In merito al Demanio, con la Commissione stiamo procedendo a una mappatura degli stabili di proprietà comunale e alla verifica del loro stato e di quanti (e come) questi siano utilizzati. Il nostro patrimonio immobiliare va valorizzato, messo a reddito oppure reso disponibile per attività di pubblica utilità. Per fare questo credo sia necessario collaborare con enti pubblici e privati ma soprattutto con le Università, grandi e preziose fucine di idee e di progetti (a questo proposito abbiamo sostenuto un progetto pilota con gli studenti della laurea magistrale di restauro architettonico del Politecnico nel corso del quale sono stati fatti rilievi e studi su un grande palazzo di proprietà comunale in Corso di Porta Vigentina: il palazzo dell’ex Collegio Calchi Taeggi).
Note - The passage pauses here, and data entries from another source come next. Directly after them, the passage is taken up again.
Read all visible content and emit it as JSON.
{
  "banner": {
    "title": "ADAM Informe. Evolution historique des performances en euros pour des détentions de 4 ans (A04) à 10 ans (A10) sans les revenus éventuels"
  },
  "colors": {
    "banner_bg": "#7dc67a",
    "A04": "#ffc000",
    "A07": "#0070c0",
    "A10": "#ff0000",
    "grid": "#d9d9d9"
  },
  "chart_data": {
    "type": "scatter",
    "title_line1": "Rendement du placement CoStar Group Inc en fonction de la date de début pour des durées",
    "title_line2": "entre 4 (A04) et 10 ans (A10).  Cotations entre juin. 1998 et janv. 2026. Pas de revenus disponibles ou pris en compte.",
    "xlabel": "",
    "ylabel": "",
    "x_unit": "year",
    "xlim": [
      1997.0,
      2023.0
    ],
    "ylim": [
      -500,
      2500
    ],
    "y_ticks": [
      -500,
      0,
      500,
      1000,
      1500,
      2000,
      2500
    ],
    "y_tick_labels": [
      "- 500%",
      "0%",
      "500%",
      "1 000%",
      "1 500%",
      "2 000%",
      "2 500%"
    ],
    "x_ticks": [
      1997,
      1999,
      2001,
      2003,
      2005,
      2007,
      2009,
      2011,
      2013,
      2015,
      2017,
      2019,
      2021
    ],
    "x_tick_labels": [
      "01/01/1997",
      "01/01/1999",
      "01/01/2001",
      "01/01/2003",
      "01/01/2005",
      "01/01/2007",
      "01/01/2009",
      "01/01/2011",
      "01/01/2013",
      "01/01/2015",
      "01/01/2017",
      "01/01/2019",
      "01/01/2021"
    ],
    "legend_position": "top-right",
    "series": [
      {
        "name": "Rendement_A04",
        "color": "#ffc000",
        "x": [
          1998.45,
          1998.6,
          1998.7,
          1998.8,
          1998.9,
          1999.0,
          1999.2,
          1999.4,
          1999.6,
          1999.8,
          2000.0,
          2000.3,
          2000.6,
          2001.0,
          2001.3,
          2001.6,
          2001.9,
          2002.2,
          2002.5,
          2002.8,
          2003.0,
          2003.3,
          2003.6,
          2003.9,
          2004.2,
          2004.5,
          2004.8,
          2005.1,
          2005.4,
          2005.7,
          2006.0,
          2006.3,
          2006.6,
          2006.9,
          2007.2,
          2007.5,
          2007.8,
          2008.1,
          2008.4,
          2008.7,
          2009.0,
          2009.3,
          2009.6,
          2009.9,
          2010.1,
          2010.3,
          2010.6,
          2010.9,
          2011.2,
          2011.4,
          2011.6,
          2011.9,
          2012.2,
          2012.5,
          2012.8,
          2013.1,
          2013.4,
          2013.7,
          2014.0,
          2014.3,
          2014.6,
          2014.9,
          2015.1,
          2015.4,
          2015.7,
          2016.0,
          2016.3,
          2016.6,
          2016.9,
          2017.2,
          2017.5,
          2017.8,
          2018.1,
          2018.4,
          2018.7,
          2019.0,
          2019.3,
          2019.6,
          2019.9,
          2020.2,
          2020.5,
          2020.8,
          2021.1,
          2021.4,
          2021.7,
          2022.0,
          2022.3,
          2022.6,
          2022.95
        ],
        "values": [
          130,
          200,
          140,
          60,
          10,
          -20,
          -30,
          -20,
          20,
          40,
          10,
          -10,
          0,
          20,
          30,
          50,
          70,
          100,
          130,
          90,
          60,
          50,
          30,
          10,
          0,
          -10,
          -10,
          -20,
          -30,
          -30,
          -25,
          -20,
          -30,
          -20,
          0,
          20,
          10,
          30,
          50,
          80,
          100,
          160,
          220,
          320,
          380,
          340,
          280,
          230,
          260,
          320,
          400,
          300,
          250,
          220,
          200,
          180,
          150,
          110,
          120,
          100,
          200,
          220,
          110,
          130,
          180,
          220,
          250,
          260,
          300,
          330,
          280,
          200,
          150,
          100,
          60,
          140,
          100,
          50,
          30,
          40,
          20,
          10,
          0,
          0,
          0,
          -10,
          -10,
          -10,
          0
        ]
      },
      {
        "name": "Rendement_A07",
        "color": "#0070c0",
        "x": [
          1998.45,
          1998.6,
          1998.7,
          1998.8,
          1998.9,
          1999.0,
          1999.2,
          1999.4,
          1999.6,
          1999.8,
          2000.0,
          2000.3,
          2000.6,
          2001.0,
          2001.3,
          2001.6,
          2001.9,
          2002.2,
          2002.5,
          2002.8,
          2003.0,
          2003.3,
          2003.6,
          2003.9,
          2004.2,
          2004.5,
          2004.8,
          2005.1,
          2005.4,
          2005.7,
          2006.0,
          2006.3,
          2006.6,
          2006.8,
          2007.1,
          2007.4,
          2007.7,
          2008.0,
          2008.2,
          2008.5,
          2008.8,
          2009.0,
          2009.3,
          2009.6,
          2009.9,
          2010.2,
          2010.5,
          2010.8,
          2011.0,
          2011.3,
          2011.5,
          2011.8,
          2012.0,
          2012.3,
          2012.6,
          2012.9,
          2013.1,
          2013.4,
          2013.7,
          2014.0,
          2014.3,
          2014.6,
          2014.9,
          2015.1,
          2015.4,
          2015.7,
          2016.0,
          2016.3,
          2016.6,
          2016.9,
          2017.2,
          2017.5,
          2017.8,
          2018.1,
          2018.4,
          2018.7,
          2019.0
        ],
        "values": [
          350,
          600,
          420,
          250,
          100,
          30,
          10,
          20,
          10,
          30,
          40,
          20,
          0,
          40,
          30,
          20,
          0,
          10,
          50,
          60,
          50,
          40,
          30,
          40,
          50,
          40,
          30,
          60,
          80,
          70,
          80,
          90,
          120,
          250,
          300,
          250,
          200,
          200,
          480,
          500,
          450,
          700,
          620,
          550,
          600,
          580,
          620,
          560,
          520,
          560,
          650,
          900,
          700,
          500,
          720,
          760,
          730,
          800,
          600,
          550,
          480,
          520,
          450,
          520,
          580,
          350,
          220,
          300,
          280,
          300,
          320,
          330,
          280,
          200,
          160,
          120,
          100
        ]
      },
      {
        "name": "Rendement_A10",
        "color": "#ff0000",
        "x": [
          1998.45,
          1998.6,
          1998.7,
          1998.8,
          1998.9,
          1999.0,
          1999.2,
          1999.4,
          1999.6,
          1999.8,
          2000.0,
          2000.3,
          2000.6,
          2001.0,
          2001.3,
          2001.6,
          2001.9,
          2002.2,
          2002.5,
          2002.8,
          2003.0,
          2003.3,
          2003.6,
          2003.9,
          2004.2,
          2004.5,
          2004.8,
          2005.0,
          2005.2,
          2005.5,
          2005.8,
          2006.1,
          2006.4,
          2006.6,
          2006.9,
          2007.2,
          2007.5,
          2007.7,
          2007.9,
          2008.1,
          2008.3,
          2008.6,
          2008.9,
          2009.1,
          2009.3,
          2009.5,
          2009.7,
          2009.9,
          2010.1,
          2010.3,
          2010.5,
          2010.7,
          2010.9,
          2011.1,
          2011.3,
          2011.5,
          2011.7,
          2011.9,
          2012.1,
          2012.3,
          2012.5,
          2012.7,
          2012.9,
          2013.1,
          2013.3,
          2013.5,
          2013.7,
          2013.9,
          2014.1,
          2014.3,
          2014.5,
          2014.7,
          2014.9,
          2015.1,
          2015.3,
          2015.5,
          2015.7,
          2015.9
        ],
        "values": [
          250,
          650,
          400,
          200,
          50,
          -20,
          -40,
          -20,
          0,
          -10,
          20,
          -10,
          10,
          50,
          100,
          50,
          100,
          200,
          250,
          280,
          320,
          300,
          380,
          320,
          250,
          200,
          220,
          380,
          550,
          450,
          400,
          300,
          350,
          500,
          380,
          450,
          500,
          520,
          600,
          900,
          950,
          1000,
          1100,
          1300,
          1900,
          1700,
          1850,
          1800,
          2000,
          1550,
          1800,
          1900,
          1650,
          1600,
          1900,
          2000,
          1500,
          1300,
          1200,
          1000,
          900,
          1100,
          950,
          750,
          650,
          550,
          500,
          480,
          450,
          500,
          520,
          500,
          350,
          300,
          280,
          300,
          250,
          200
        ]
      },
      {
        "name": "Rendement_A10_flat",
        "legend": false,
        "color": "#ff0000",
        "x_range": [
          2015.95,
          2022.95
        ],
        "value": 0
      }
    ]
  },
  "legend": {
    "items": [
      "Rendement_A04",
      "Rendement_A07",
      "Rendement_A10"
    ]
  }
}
Tra gli immobili del Comune che attendono da anni di essere valorizzati vi è la Casa degli Artisti, nel cuore del quartiere Garibaldi, bellissimo esempio di architettura tardo Liberty,  costruito tra il 1910 e il 1911. Si tratta dell’unico edificio esistente a Milano storicamente dedicato al sostegno e alla promozione del lavoro degli artisti e delle arti (i suoi grandi studi, esposti a nord, hanno grandissime vetrate che li rendono luminosi anche nelle giornate più buie). Da anni la casa versa in stato di abbandono. Sono felice di potere dire che dopo anni di battaglie sono stati infine trovati i finanziamenti (con oneri di urbanizzazioni provenienti da privati) per la ristrutturazione dell’edificio. Poi sarà compito del Consiglio di Zona 1 e della Commissione mettere allo studio un progetto e un bando che la assegni a un ente/fondazione/ associazione/ scuola in grado di far rivivere  la Casa degli Artisti come luogo di cultura, di sostegno delle arti, ecc.
E’ infine di qualche mese fa l’assegnazione al WWF, tramite un bando le cui linee d’indirizzo sono state redatte dalla Commissione, di uno stabile situato nello stesso giardino in cui sorge la Casa degli Artisti. Ora in quel luogo si terranno attività aperte al pubblico, ai residenti e non, ai bambini, agli studenti, tesi alla promozione dei temi ambientali e del verde urbano. Vi saranno piccoli orti didattici, si terranno corsi, mostre, dibattitti sul verde e sull’ambiente.
Ma molti altri sono gli edifici storici presenti nella Zona 1 ai quali stiamo rivolgendo la nostra attenzione al fine di ridarli  alla città.